Several things to note here. The contextualized performance requirement isn’t unique, of course. This very much draws upon similar work seen in Roger Schank’s Story-Centered Curriculum and Goal-Based Scenarios. It differs in that subsequent assignments might use totally separate story settings. It’s similar also to work like Bransford, et al’s Anchored Instruction. The notion of embedding performance in context reflects research that shows abstract instruction doesn’t transfer as well. My own proposal (research, anyone?) is that the story should complete before the conceptual feedback is presented, or indeed that the story outcome includes the conceptual feedback in an intrinsic way.
The second important thing is that the document creation details are assessed separately, and tracked across other such assignments that might appear anywhere.
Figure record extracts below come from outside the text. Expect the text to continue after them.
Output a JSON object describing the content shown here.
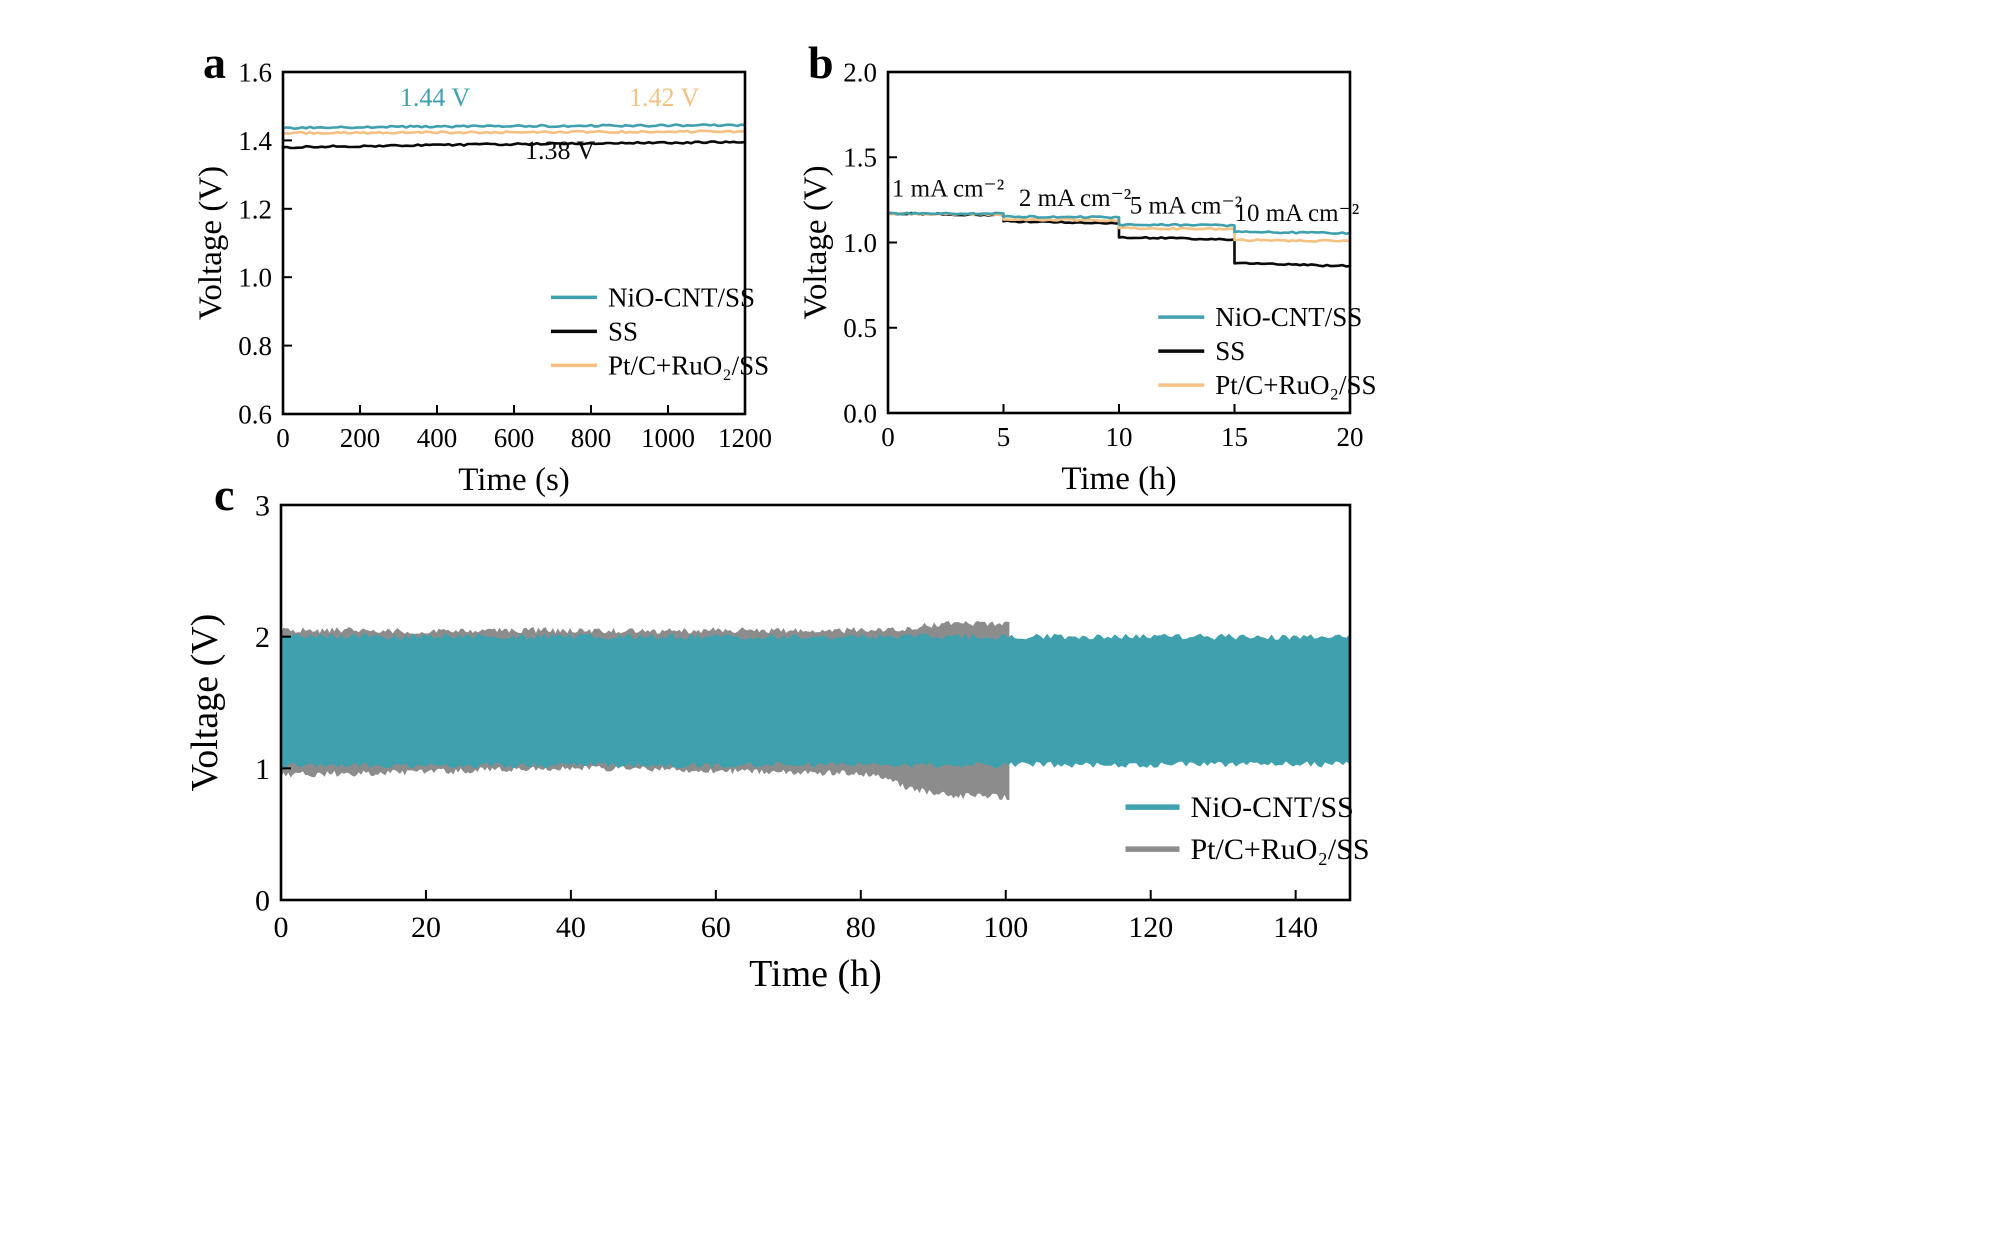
{
  "figure": {
    "background": "#ffffff",
    "panels": {
      "a": {
        "label": "a"
      },
      "b": {
        "label": "b"
      },
      "c": {
        "label": "c"
      }
    }
  },
  "colors": {
    "teal": "#3FA0AE",
    "black": "#0a0a0a",
    "orange": "#F4C183",
    "gray": "#8C8C8C"
  },
  "chart_data": [
    {
      "panel": "a",
      "type": "line",
      "title": "",
      "xlabel": "Time (s)",
      "ylabel": "Voltage (V)",
      "xlim": [
        0,
        1200
      ],
      "ylim": [
        0.6,
        1.6
      ],
      "xticks": [
        0,
        200,
        400,
        600,
        800,
        1000,
        1200
      ],
      "xtick_labels": [
        "0",
        "200",
        "400",
        "600",
        "800",
        "1000",
        "1200"
      ],
      "yticks": [
        0.6,
        0.8,
        1.0,
        1.2,
        1.4,
        1.6
      ],
      "ytick_labels": [
        "0.6",
        "0.8",
        "1.0",
        "1.2",
        "1.4",
        "1.6"
      ],
      "grid": false,
      "series": [
        {
          "name": "SS",
          "color": "black",
          "x": [
            0,
            300,
            600,
            900,
            1200
          ],
          "y": [
            1.38,
            1.385,
            1.389,
            1.392,
            1.395
          ]
        },
        {
          "name": "Pt/C+RuO₂/SS",
          "color": "orange",
          "x": [
            0,
            300,
            600,
            900,
            1200
          ],
          "y": [
            1.421,
            1.423,
            1.424,
            1.425,
            1.426
          ]
        },
        {
          "name": "NiO-CNT/SS",
          "color": "teal",
          "x": [
            0,
            300,
            600,
            900,
            1200
          ],
          "y": [
            1.436,
            1.44,
            1.442,
            1.443,
            1.445
          ]
        }
      ],
      "annotations": [
        {
          "text": "1.44 V",
          "x": 395,
          "y": 1.5,
          "color": "teal"
        },
        {
          "text": "1.42 V",
          "x": 990,
          "y": 1.5,
          "color": "orange"
        },
        {
          "text": "1.38 V",
          "x": 720,
          "y": 1.345,
          "color": "black"
        }
      ],
      "legend": {
        "position": "lower-right",
        "fx": 0.58,
        "fy": 0.685,
        "entries": [
          {
            "label": "NiO-CNT/SS",
            "color": "teal"
          },
          {
            "label": "SS",
            "color": "black"
          },
          {
            "label": "Pt/C+RuO₂/SS",
            "color": "orange"
          }
        ]
      }
    },
    {
      "panel": "b",
      "type": "line",
      "title": "",
      "xlabel": "Time (h)",
      "ylabel": "Voltage (V)",
      "xlim": [
        0,
        20
      ],
      "ylim": [
        0.0,
        2.0
      ],
      "xticks": [
        0,
        5,
        10,
        15,
        20
      ],
      "xtick_labels": [
        "0",
        "5",
        "10",
        "15",
        "20"
      ],
      "yticks": [
        0.0,
        0.5,
        1.0,
        1.5,
        2.0
      ],
      "ytick_labels": [
        "0.0",
        "0.5",
        "1.0",
        "1.5",
        "2.0"
      ],
      "grid": false,
      "series": [
        {
          "name": "SS",
          "color": "black",
          "x": [
            0,
            5,
            5,
            10,
            10,
            15,
            15,
            20
          ],
          "y": [
            1.172,
            1.16,
            1.125,
            1.112,
            1.03,
            1.018,
            0.878,
            0.862
          ]
        },
        {
          "name": "Pt/C+RuO₂/SS",
          "color": "orange",
          "x": [
            0,
            5,
            5,
            10,
            10,
            15,
            15,
            20
          ],
          "y": [
            1.168,
            1.166,
            1.135,
            1.13,
            1.085,
            1.078,
            1.015,
            1.008
          ]
        },
        {
          "name": "NiO-CNT/SS",
          "color": "teal",
          "x": [
            0,
            5,
            5,
            10,
            10,
            15,
            15,
            20
          ],
          "y": [
            1.17,
            1.17,
            1.152,
            1.148,
            1.105,
            1.1,
            1.062,
            1.055
          ]
        }
      ],
      "annotations": [
        {
          "text": "1 mA cm⁻²",
          "x": 2.6,
          "y": 1.27,
          "color": "black"
        },
        {
          "text": "2 mA cm⁻²",
          "x": 8.1,
          "y": 1.215,
          "color": "black"
        },
        {
          "text": "5 mA cm⁻²",
          "x": 12.9,
          "y": 1.17,
          "color": "black"
        },
        {
          "text": "10 mA cm⁻²",
          "x": 17.7,
          "y": 1.125,
          "color": "black"
        }
      ],
      "legend": {
        "position": "lower-right",
        "fx": 0.585,
        "fy": 0.745,
        "entries": [
          {
            "label": "NiO-CNT/SS",
            "color": "teal"
          },
          {
            "label": "SS",
            "color": "black"
          },
          {
            "label": "Pt/C+RuO₂/SS",
            "color": "orange"
          }
        ]
      }
    },
    {
      "panel": "c",
      "type": "area",
      "title": "",
      "xlabel": "Time (h)",
      "ylabel": "Voltage (V)",
      "xlim": [
        0,
        147.5
      ],
      "ylim": [
        0,
        3
      ],
      "xticks": [
        0,
        20,
        40,
        60,
        80,
        100,
        120,
        140
      ],
      "xtick_labels": [
        "0",
        "20",
        "40",
        "60",
        "80",
        "100",
        "120",
        "140"
      ],
      "yticks": [
        0,
        1,
        2,
        3
      ],
      "ytick_labels": [
        "0",
        "1",
        "2",
        "3"
      ],
      "grid": false,
      "series": [
        {
          "name": "Pt/C+RuO₂/SS",
          "color": "gray",
          "band": true,
          "x": [
            0,
            10,
            20,
            30,
            40,
            50,
            60,
            70,
            80,
            83,
            86,
            90,
            94,
            100.5
          ],
          "top": [
            2.05,
            2.05,
            2.04,
            2.05,
            2.05,
            2.04,
            2.05,
            2.05,
            2.05,
            2.05,
            2.06,
            2.09,
            2.1,
            2.09
          ],
          "bottom": [
            0.95,
            0.96,
            0.97,
            0.99,
            1.0,
            1.0,
            0.98,
            0.97,
            0.96,
            0.93,
            0.86,
            0.81,
            0.79,
            0.78
          ]
        },
        {
          "name": "NiO-CNT/SS",
          "color": "teal",
          "band": true,
          "x": [
            0,
            147.5
          ],
          "top": [
            2.0,
            2.0
          ],
          "bottom": [
            1.02,
            1.03
          ]
        }
      ],
      "annotations": [],
      "legend": {
        "position": "lower-right",
        "fx": 0.79,
        "fy": 0.79,
        "entries": [
          {
            "label": "NiO-CNT/SS",
            "color": "teal"
          },
          {
            "label": "Pt/C+RuO₂/SS",
            "color": "gray"
          }
        ]
      }
    }
  ]
}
The point is to develop meta-skills like digital document creation (and others such as presentations, working in groups, research, etc) as well as the domain skills.
I believe that we need learners to create complex work products that are challenging to auto-mark, because the outcomes are necessary. This means that you need people in the learning loop; totally asynchronous isn’t going to work to develop rich capabilities. I’m trying to figure out ways to approximate that with as little human intervention as possible because pragmatically we have more learning to achieve than we have resources to achieve that (at least until we get our priorities right ;).